On 5 June 2023, an inquest at Dorset Coroner's Court was told there was a "suggestion" that a riptide may have led to the drownings. Dorset Police said it was keeping an "open mind" about the circumstances that led to the deaths.

On 6 June 2023, all boat operations to and from Bournemouth Pier were suspended pending the conclusion of the police investigation. Dorset Police and Crime Commissioner David Sidwick defended the work of his force investigating the “complex” incident.

On 27 June 2023, investigators said that no boat was involved in the incident. The Marine Accident Investigation Board (MAIB) said it would now not be pursuing any further inquiries.

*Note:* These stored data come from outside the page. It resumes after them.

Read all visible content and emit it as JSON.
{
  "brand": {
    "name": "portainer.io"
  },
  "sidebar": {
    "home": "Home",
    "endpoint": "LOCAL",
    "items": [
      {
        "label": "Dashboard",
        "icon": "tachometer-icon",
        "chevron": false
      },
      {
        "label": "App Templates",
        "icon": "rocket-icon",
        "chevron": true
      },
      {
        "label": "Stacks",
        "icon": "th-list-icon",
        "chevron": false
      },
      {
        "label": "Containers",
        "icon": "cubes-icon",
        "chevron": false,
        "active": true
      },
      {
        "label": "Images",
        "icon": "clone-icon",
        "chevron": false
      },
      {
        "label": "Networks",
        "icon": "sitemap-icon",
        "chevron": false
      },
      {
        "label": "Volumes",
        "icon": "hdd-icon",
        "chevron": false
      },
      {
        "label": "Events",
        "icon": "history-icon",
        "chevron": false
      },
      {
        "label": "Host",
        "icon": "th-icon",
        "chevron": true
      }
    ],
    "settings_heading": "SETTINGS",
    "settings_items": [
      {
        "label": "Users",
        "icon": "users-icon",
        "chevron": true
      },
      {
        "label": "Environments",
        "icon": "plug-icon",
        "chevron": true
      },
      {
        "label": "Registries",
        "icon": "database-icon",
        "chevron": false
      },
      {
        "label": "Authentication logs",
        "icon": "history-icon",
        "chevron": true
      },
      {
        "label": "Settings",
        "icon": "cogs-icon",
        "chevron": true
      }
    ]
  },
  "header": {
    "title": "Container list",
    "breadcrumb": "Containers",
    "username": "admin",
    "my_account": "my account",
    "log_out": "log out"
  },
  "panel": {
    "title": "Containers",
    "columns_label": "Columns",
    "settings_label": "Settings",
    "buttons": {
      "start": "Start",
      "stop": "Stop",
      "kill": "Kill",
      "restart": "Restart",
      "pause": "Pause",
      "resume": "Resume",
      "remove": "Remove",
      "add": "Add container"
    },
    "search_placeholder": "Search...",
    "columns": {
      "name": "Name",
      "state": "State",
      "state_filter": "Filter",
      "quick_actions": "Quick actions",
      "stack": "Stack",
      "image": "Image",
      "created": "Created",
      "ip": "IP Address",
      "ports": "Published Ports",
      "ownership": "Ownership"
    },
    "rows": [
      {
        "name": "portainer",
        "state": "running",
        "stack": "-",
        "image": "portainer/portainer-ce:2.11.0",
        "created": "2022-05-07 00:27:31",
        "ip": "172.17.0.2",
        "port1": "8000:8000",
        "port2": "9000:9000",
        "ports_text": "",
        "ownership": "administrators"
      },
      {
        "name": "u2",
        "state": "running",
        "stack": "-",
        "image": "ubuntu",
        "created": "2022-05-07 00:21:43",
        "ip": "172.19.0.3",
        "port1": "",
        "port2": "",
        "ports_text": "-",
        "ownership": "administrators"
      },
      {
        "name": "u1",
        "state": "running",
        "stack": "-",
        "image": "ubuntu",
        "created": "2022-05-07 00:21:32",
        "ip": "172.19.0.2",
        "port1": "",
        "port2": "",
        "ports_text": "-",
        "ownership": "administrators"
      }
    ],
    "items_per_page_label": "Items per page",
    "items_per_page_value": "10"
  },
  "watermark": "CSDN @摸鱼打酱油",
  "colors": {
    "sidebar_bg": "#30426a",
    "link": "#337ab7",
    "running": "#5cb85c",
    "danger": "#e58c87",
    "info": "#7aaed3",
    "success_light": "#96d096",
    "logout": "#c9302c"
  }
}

On 14 July, Dorset Police announced that no criminal offences had been committed in relation to the incident.

In 2024, an inquest into the two deaths ruled them as accidental, and indicated that they had been caused by a rip tide. The coroner stated she was satisfied that no further measures would have prevented the deaths following an "unexpected anomaly of nature," and praised the actions of lifeguards.

== Reactions ==
Tobias Ellwood, the Conservative MP for Bournemouth East, called on Dorset Police to give out more information for clarity. Vikki Slade, the Liberal Democrat Leader of Bournemouth, Christchurch and Poole Council who had been elected on 24 May 2023, said she would be discussing safety at the pier with Bournemouth West MP Conor Burns on 2 June. Bournemouth, Christchurch and Poole Council will be assessing safety in the water near the pier.

== Aftermath ==
In September 2023, an art installation for the Bournemouth Arts by the Sea Festival was put up consisting of a 15 metre high illuminated archway. It was created by the organisation Lucid Creates. It was controversial due to the proximity to the beach. It was removed after the victims families raised a complaint with BCP Council.

As a result of the incident pleasure boats will not return to the pier for 2025. Council leader Millie Earl announced that restoration works for Bournemouth Pier would be completed for 2026.